His death is a stark reminder of the risks these officers face in their daily service for the community. That fateful night when Jardo and two other BPD officers were shot and wounded, staff at WestVet Animal Hospital, and K-9 veterinarian Dr. Nell Dalton came to the rescue.
"Your tireless efforts to save Jardo's life in a caring and compassionate way brought peace in the hearts and minds of our K9 unit," Officer Plaisted told them.
Dr. Dalton tells KTVB when she got the call that Jardo had been shot in the line of duty, she was shocked. It was the first time dealing with a dog who had been shot in the line of duty in her seven years working with police K-9's.
"We trained and drilled for this and hoped we'd never have to do it," Dr. Dalton said. "But it was able to be done and treated immediately."
Veterinarians were confident Jardo would make a complete recovery because everything with his initial injury from the bullet was not an issue, and his wound was healing.
But just days after he was released from the hospital, another unexpected event happened. Dalton was the liaison between police in the waiting room and the medical staff; she was in the operating room the night Jardo took his last breath.

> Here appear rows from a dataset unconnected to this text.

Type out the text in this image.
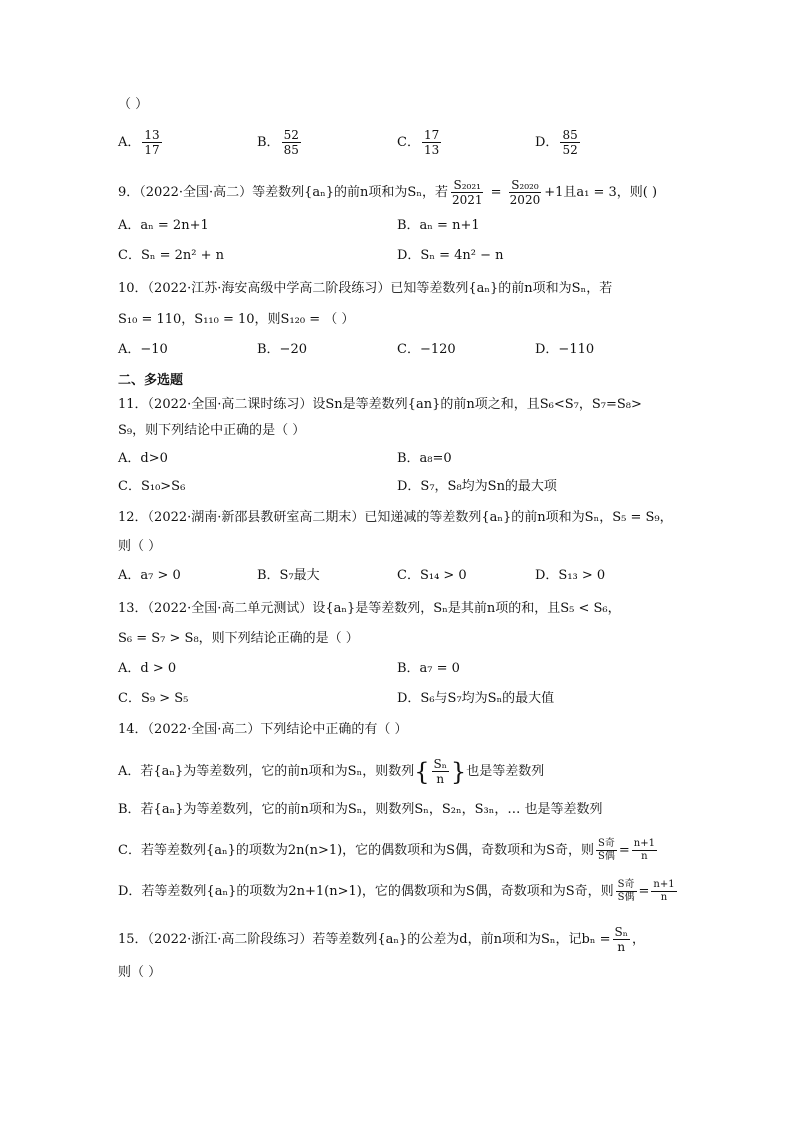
（ ）
A． $\frac{13}{17}$	B． $\frac{52}{85}$	C． $\frac{17}{13}$	D． $\frac{85}{52}$
9．（2022·全国·高二）等差数列{aₙ}的前n项和为Sₙ，若 $\frac{\text{S₂₀₂₁}}{2021} = \frac{\text{S₂₀₂₀}}{2020} +1$且a₁ = 3，则( )
A．aₙ = 2n+1	B．aₙ = n+1
C．Sₙ = 2n² + n	D．Sₙ = 4n² − n
10．（2022·江苏·海安高级中学高二阶段练习）已知等差数列{aₙ}的前n项和为Sₙ，若
S₁₀ = 110，S₁₁₀ = 10，则S₁₂₀ = （ ）
A．−10	B．−20	C．−120	D．−110
二、多选题
11．（2022·全国·高二课时练习）设Sn是等差数列{an}的前n项之和，且S₆<S₇，S₇=S₈>
S₉，则下列结论中正确的是（ ）
A．d>0	B．a₈=0
C．S₁₀>S₆	D．S₇，S₈均为Sn的最大项
12．（2022·湖南·新邵县教研室高二期末）已知递减的等差数列{aₙ}的前n项和为Sₙ，S₅ = S₉，
则（ ）
A．a₇ > 0	B．S₇最大	C．S₁₄ > 0	D．S₁₃ > 0
13．（2022·全国·高二单元测试）设{aₙ}是等差数列，Sₙ是其前n项的和，且S₅ < S₆，
S₆ = S₇ > S₈，则下列结论正确的是（ ）
A．d > 0	B．a₇ = 0
C．S₉ > S₅	D．S₆与S₇均为Sₙ的最大值
14．（2022·全国·高二）下列结论中正确的有（ ）
A．若{aₙ}为等差数列，它的前n项和为Sₙ，则数列 { $\frac{\text{Sₙ}}{n}$ } 也是等差数列
B．若{aₙ}为等差数列，它的前n项和为Sₙ，则数列Sₙ，S₂ₙ，S₃ₙ，… 也是等差数列
C．若等差数列{aₙ}的项数为2n(n>1)，它的偶数项和为S偶，奇数项和为S奇，则 $\frac{\text{S奇}}{\text{S偶}} = \frac{n+1}{n}$
D．若等差数列{aₙ}的项数为2n+1(n>1)，它的偶数项和为S偶，奇数项和为S奇，则 $\frac{\text{S奇}}{\text{S偶}} = \frac{n+1}{n}$
15．（2022·浙江·高二阶段练习）若等差数列{aₙ}的公差为d，前n项和为Sₙ，记$b_n = \frac{\text{Sₙ}}{n}$ ，
则（ ）
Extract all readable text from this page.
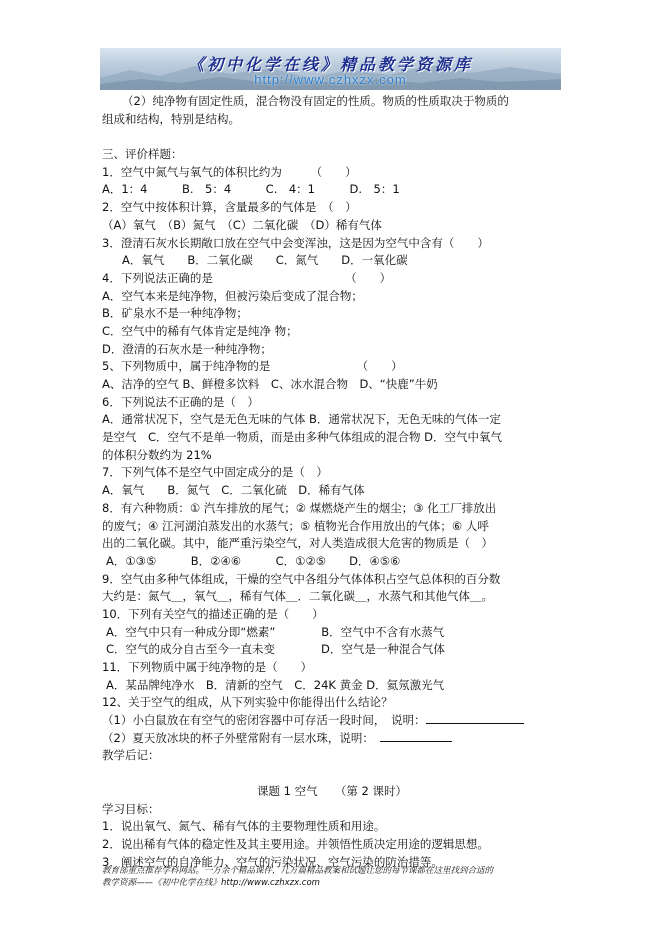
《初中化学在线》精品教学资源库
http://www.czhxzx.com
（2）纯净物有固定性质，混合物没有固定的性质。物质的性质取决于物质的
组成和结构，特别是结构。
三、评价样题：
1．空气中氮气与氧气的体积比约为　　　（　　）
A．1：4　　　B.　5：4　　　C.　4：1　　　D.　5：1
2．空气中按体积计算，含量最多的气体是　（　）
（A）氧气　（B）氮气　（C）二氧化碳　（D）稀有气体
3．澄清石灰水长期敞口放在空气中会变浑浊，这是因为空气中含有（　　）
A．氧气　　B．二氧化碳　　C．氮气　　D．一氧化碳
4．下列说法正确的是　　　　　　　　　　　　（　　）
A．空气本来是纯净物，但被污染后变成了混合物；
B．矿泉水不是一种纯净物；
C．空气中的稀有气体肯定是纯净 物；
D．澄清的石灰水是一种纯净物；
5、下列物质中，属于纯净物的是　　　　　　　　（　　）
A、洁净的空气 B、鲜橙多饮料　C、冰水混合物　D、“快鹿”牛奶
6．下列说法不正确的是（　）
A．通常状况下，空气是无色无味的气体 B．通常状况下，无色无味的气体一定
是空气　C．空气不是单一物质，而是由多种气体组成的混合物 D．空气中氧气
的体积分数约为 21%
7．下列气体不是空气中固定成分的是（　）
A．氧气　　B．氮气　C．二氧化硫　D．稀有气体
8．有六种物质：① 汽车排放的尾气；② 煤燃烧产生的烟尘；③ 化工厂排放出
的废气；④ 江河湖泊蒸发出的水蒸气；⑤ 植物光合作用放出的气体；⑥ 人呼
出的二氧化碳。其中，能严重污染空气，对人类造成很大危害的物质是（　）
A．①③⑤　　　B．②④⑥　　　C．①②⑤　　D．④⑤⑥
9．空气由多种气体组成，干燥的空气中各组分气体体积占空气总体积的百分数
大约是：氮气＿，氧气＿，稀有气体＿．二氧化碳＿，水蒸气和其他气体＿。
10．下列有关空气的描述正确的是（　　）
A．空气中只有一种成分即“燃素”　　　　B．空气中不含有水蒸气
C．空气的成分自古至今一直未变　　　　D．空气是一种混合气体
11．下列物质中属于纯净物的是（　　）
A．某品牌纯净水　B．清新的空气　C．24K 黄金 D．氦氖激光气
12、关于空气的组成，从下列实验中你能得出什么结论？
（1）小白鼠放在有空气的密闭容器中可存活一段时间，　说明：
（2）夏天放冰块的杯子外壁常附有一层水珠，说明：
教学后记：
课题 1 空气　　（第 2 课时）
学习目标：
1．说出氧气、氮气、稀有气体的主要物理性质和用途。
2．说出稀有气体的稳定性及其主要用途。并领悟性质决定用途的逻辑思想。
3．阐述空气的自净能力、空气的污染状况、空气污染的防治措等。
教育部重点推荐学科网站。一万余个精品课件，几万篇精品教案和试题让您的每节课都在这里找到合适的
教学资源——《初中化学在线》http://www.czhxzx.com
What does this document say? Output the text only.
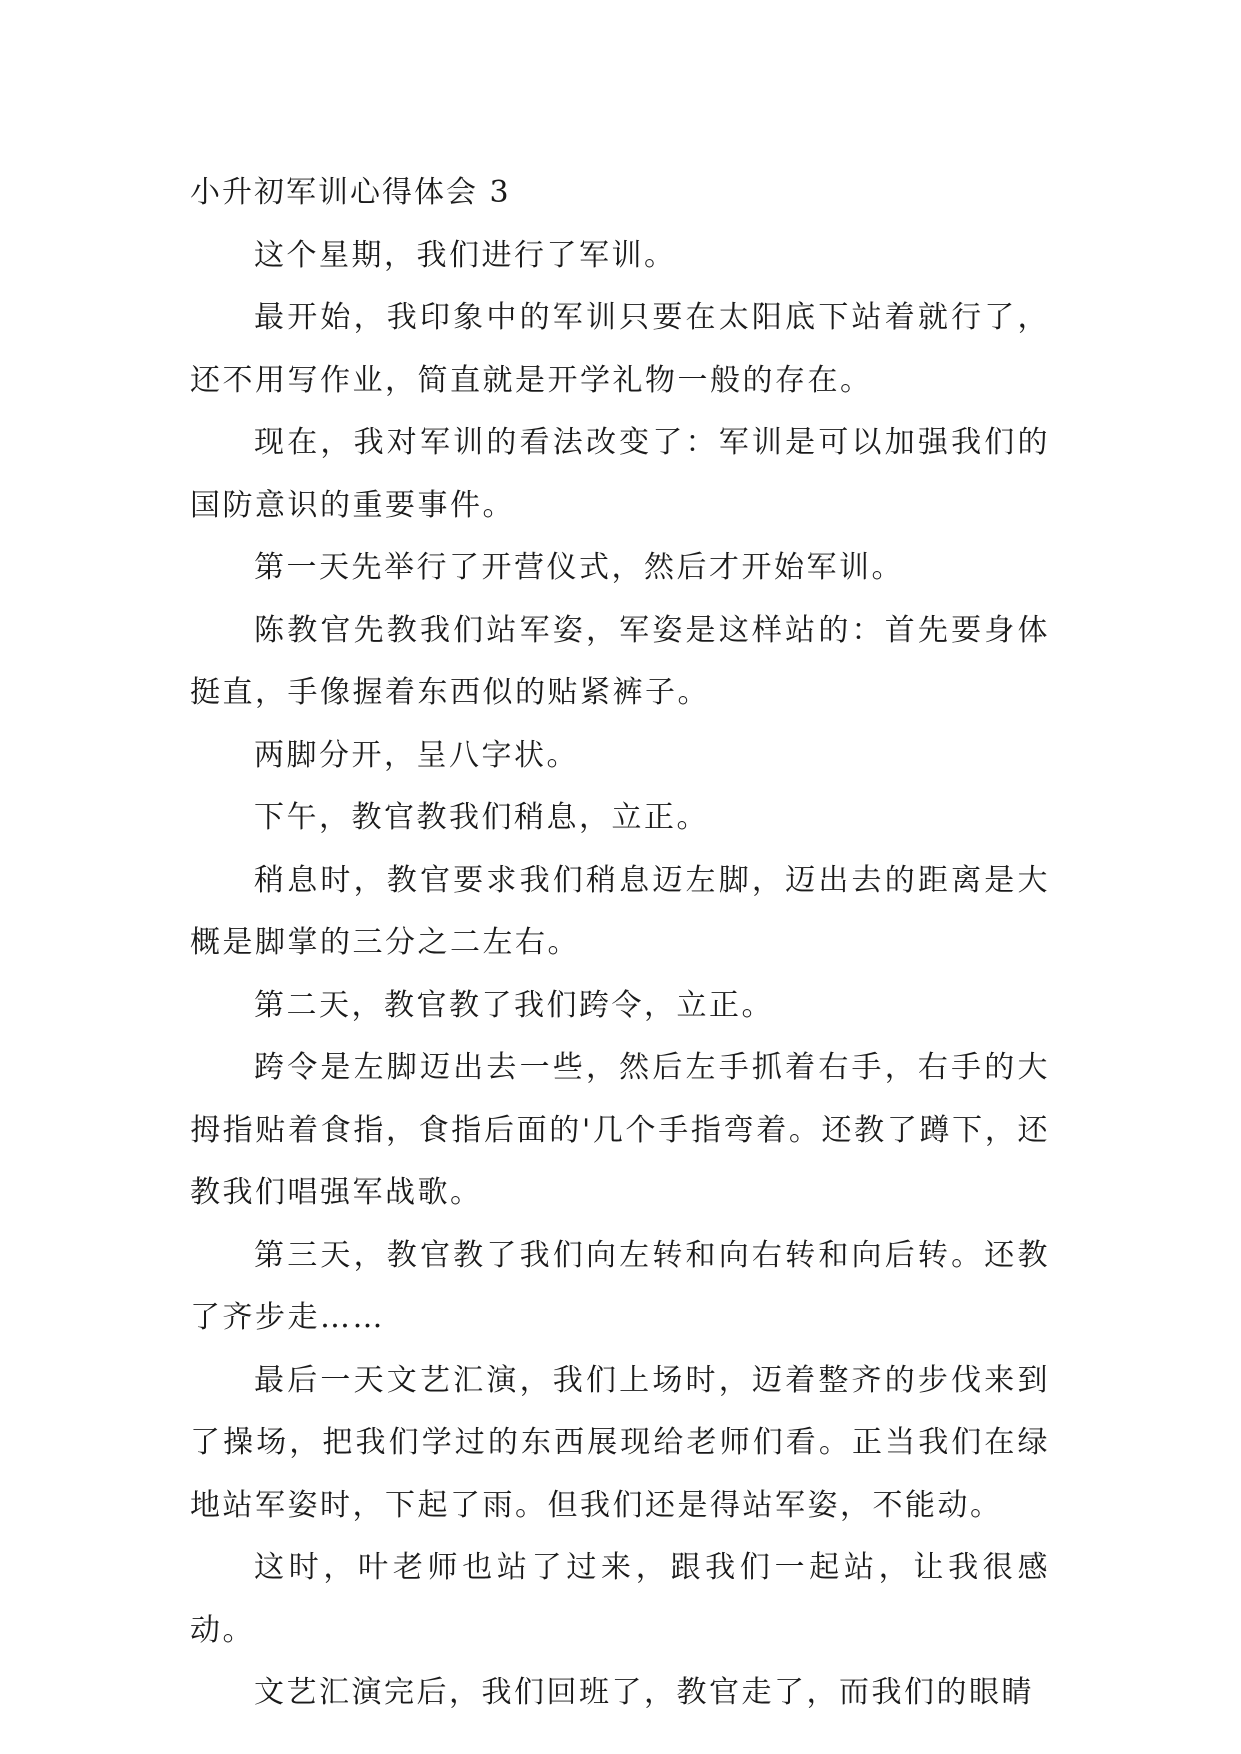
小升初军训心得体会 3

这个星期，我们进行了军训。

最开始，我印象中的军训只要在太阳底下站着就行了，还不用写作业，简直就是开学礼物一般的存在。

现在，我对军训的看法改变了：军训是可以加强我们的国防意识的重要事件。

第一天先举行了开营仪式，然后才开始军训。

陈教官先教我们站军姿，军姿是这样站的：首先要身体挺直，手像握着东西似的贴紧裤子。

两脚分开，呈八字状。

下午，教官教我们稍息，立正。

稍息时，教官要求我们稍息迈左脚，迈出去的距离是大概是脚掌的三分之二左右。

第二天，教官教了我们跨令，立正。

跨令是左脚迈出去一些，然后左手抓着右手，右手的大拇指贴着食指，食指后面的'几个手指弯着。还教了蹲下，还教我们唱强军战歌。

第三天，教官教了我们向左转和向右转和向后转。还教了齐步走……

最后一天文艺汇演，我们上场时，迈着整齐的步伐来到了操场，把我们学过的东西展现给老师们看。正当我们在绿地站军姿时，下起了雨。但我们还是得站军姿，不能动。

这时，叶老师也站了过来，跟我们一起站，让我很感动。

文艺汇演完后，我们回班了，教官走了，而我们的眼睛
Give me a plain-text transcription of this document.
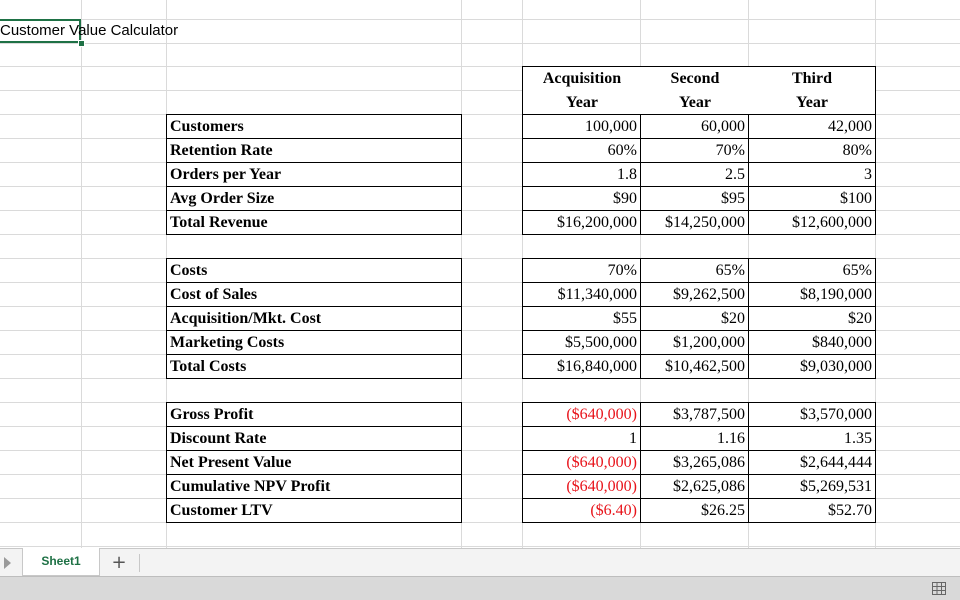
Customer Value Calculator
Acquisition
Year
Second
Year
Third
Year
Customers	100,000	60,000	42,000
Retention Rate	60%	70%	80%
Orders per Year	1.8	2.5	3
Avg Order Size	$90	$95	$100
Total Revenue	$16,200,000	$14,250,000	$12,600,000
Costs	70%	65%	65%
Cost of Sales	$11,340,000	$9,262,500	$8,190,000
Acquisition/Mkt. Cost	$55	$20	$20
Marketing Costs	$5,500,000	$1,200,000	$840,000
Total Costs	$16,840,000	$10,462,500	$9,030,000
Gross Profit	($640,000)	$3,787,500	$3,570,000
Discount Rate	1	1.16	1.35
Net Present Value	($640,000)	$3,265,086	$2,644,444
Cumulative NPV Profit	($640,000)	$2,625,086	$5,269,531
Customer LTV	($6.40)	$26.25	$52.70
Sheet1	+
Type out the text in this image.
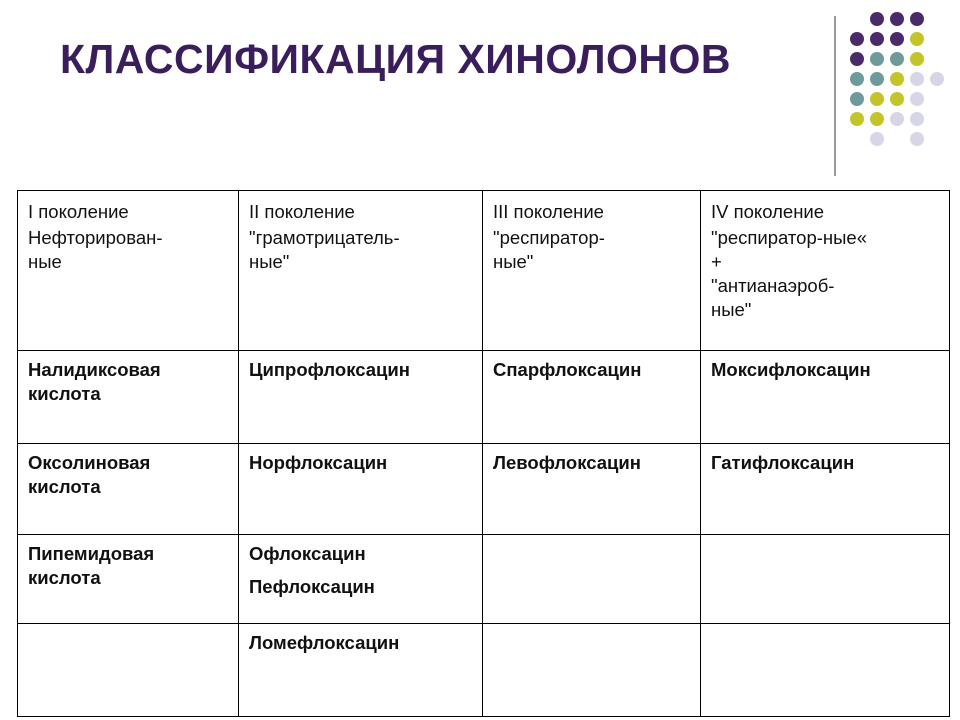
КЛАССИФИКАЦИЯ ХИНОЛОНОВ
I поколение
Нефторирован-
ные	II поколение
"грамотрицатель-
ные"	III поколение
"респиратор-
ные"	IV поколение
"респиратор-ные«
+
"антианаэроб-
ные"

Налидиксовая
кислота	Ципрофлоксацин	Спарфлоксацин	Моксифлоксацин

Оксолиновая
кислота	Норфлоксацин	Левофлоксацин	Гатифлоксацин

Пипемидовая
кислота	Офлоксацин
Пефлоксацин		

	Ломефлоксацин		
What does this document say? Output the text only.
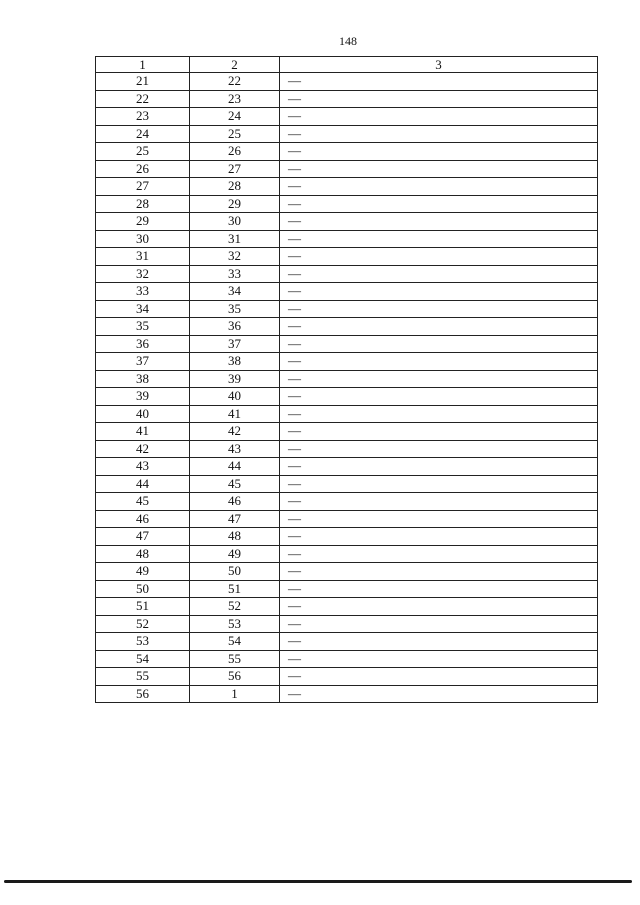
148
1	2	3
21	22	—
22	23	—
23	24	—
24	25	—
25	26	—
26	27	—
27	28	—
28	29	—
29	30	—
30	31	—
31	32	—
32	33	—
33	34	—
34	35	—
35	36	—
36	37	—
37	38	—
38	39	—
39	40	—
40	41	—
41	42	—
42	43	—
43	44	—
44	45	—
45	46	—
46	47	—
47	48	—
48	49	—
49	50	—
50	51	—
51	52	—
52	53	—
53	54	—
54	55	—
55	56	—
56	1	—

He suffered from what she believes was an aneurysm on his heart - an injury she says can't be detected.
"With those vessels there was a weakening and so there was a bulge, and with his just being a dog, that ruptured and it was catastrophic," Dalton said. "It was awful."
K-9 handlers at the memorial could relate to the loss of Jardo; they say these dogs are more than police dogs. they are apart of their families.
"There may not be any criminals to chase in heaven but I'm pretty sure he's looking around just to make double sure," Chief Bones said in closing.
After remarks, there was a standing ovation as the chief gave the Williams family the K-9 Medal of Honor that Jardo earned sacrificing his life in the line of duty.
As for Cpl. Kevin Holtry, one of the officers who was shot and injured in the shootout, we got word this afternoon that he has been upgraded from serious to fair condition at Saint Alphonsus in Boise.